My Sign up Form 'signup.html'

{% extends 'index.html' %}
{% block content %}

<form method='POST'>
    {% csrf_token %}
    <div>
        <label>USERNAME</label>
        <input type="text" placeholder="" name="profile_username" required/>
    </div><br>
    <div>
        <label>NAME</label>
        <input type="text" placeholder="" name="profile_name" required/>
    </div><br>
    <div>
        <label>EMAIL</label>
        <input type="email" placeholder="" name="profile_email" required/>
    </div><br>
    <div>
        <label>Password</label>
        <input type="password" placeholder="" name="profile_password" required/>
    </div><br>
    <div>
        <label>DOB</label>
        <input type="date" placeholder="" name="profile_dob" required/>
    </div><br>
    <div>
        <label>Profile Picture</label>
        <input type="file" placeholder="" name="profile_picture" required/>
    </div><br>
    <button type="submit">submit</button>
</form>
<a href="/">Home</a>
{% endblock content %}

Also, I want to change the name of the uploaded file, the file which is uploaded by Django admin takes the file name as it is, but when I will expose this app to the public the file name must be proper to avoid overwritten or having the same file multiple times

Answer 1

As already mentioned, one way is by directly using the boto3 library.

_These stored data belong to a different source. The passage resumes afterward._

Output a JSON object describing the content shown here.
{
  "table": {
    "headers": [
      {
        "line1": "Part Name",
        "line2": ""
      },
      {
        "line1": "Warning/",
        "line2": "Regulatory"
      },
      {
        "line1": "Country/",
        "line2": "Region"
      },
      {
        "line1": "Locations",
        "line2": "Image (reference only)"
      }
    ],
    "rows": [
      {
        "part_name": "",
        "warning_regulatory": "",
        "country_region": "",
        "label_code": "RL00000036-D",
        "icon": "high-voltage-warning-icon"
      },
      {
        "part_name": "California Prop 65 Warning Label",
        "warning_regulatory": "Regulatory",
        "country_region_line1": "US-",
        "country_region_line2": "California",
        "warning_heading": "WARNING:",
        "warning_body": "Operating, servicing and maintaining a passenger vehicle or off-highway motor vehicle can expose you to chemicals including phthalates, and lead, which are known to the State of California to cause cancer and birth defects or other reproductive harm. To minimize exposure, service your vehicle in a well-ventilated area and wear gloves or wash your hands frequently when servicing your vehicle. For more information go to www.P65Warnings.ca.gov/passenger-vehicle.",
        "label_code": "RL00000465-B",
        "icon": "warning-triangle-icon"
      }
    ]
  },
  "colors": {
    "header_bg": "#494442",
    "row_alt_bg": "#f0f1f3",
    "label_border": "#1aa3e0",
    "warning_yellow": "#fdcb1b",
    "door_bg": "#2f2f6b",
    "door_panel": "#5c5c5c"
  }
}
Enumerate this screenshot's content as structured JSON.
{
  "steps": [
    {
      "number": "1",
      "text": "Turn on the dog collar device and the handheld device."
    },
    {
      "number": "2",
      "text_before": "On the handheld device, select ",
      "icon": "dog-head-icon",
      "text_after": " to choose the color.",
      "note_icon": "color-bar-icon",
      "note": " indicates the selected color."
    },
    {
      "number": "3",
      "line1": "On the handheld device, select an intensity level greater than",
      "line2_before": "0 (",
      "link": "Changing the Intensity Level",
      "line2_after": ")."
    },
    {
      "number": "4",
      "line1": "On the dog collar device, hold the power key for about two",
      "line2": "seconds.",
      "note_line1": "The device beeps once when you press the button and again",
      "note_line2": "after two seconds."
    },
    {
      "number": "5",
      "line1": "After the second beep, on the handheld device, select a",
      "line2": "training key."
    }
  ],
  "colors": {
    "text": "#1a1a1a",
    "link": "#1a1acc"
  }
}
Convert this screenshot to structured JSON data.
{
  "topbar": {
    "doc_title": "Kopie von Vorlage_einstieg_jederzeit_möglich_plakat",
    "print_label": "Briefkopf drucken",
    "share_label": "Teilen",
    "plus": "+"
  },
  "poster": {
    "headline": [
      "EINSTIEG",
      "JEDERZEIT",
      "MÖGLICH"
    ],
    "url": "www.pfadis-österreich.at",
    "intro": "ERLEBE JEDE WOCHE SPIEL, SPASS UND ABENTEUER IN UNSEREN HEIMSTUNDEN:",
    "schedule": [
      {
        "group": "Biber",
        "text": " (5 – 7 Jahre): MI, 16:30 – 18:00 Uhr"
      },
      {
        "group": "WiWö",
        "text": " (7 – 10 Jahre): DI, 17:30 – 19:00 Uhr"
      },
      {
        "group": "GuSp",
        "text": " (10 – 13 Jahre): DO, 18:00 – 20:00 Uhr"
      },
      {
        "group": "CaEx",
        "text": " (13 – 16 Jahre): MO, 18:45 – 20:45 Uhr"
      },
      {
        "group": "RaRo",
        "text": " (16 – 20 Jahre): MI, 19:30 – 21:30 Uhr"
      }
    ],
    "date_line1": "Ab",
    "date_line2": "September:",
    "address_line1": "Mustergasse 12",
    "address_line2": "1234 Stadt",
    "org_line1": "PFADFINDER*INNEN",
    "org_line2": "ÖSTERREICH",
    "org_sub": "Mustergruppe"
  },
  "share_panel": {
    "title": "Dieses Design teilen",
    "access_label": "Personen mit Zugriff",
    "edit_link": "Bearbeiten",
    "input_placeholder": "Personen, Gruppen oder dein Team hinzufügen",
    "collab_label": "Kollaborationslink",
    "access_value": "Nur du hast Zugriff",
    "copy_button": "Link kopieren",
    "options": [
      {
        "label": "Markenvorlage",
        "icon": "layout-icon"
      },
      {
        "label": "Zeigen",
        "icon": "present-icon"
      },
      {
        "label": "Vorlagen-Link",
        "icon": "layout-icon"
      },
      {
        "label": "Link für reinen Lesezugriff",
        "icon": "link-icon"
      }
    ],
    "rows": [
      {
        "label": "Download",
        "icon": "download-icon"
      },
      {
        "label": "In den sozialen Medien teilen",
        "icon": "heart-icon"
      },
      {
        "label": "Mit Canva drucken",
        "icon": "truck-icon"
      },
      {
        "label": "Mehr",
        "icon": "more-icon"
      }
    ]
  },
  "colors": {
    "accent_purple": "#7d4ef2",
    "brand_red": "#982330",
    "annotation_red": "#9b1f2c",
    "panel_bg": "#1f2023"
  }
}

Another way is by using the save functionality of django-storages (which also uses boto3 in the background).

• Reference: https://django-storages.readthedocs.io/en/latest/backends/amazon-S3.html

If there is only 1 bucket:

settings.py

...

INSTALLED_APPS = [
    ...
    "storages",
    ...
]

...


DEFAULT_FILE_STORAGE = 'storages.backends.s3boto3.S3Boto3Storage'

AWS_ACCESS_KEY_ID = 'my-access-key-id'
AWS_SECRET_ACCESS_KEY = 'my-secret-access-key'
# Depending on the AWS account used, you might also need to declare AWS_SESSION_TOKEN as an environment variable

AWS_STORAGE_BUCKET_NAME = 'my-bucket'

...

views.py

from io import BytesIO

from django.core.files.storage import default_storage
from rest_framework.decorators import api_view
from rest_framework.response import Response


@api_view(('GET',))
def save_file(request):
    file_name = "toguro.txt"
    file_content = b"I have my full 100% power now!"
    file_content_io = BytesIO(file_content)

    default_storage.save(file_name, file_content_io)

    return Response({"message": "File successfully saved"})

If there are many buckets:

settings.py

...

INSTALLED_APPS = [
    ...
    "storages",
    ...
]

...

AWS_ACCESS_KEY_ID = 'my-access-key-id'
AWS_SECRET_ACCESS_KEY = 'my-secret-access-key'
# Depending on the AWS account used, you might also need to declare AWS_SESSION_TOKEN as an environment variable

...

views.py

from io import BytesIO

from rest_framework.decorators import api_view
from rest_framework.response import Response
from storages.backends.s3boto3 import S3Boto3Storage


# For a clear separation-of-concern, you should consider placing this code to its appropriate place
class MyStorage1(S3Boto3Storage):
    bucket_name = 'my-bucket-1'


class MyStorage2(S3Boto3Storage):
    bucket_name = 'my-bucket-2'


@api_view(('GET',))
def save_file(request):
    file_name_1 = "toguro.txt"
    file_name_2 = "sensui.txt"
    file_content_1 = b"I have my full 100% power now!"
    file_content_2 = b"I will release the S-Class demons!"
    file_content_io_1 = BytesIO(file_content_1)
    file_content_io_2 = BytesIO(file_content_2)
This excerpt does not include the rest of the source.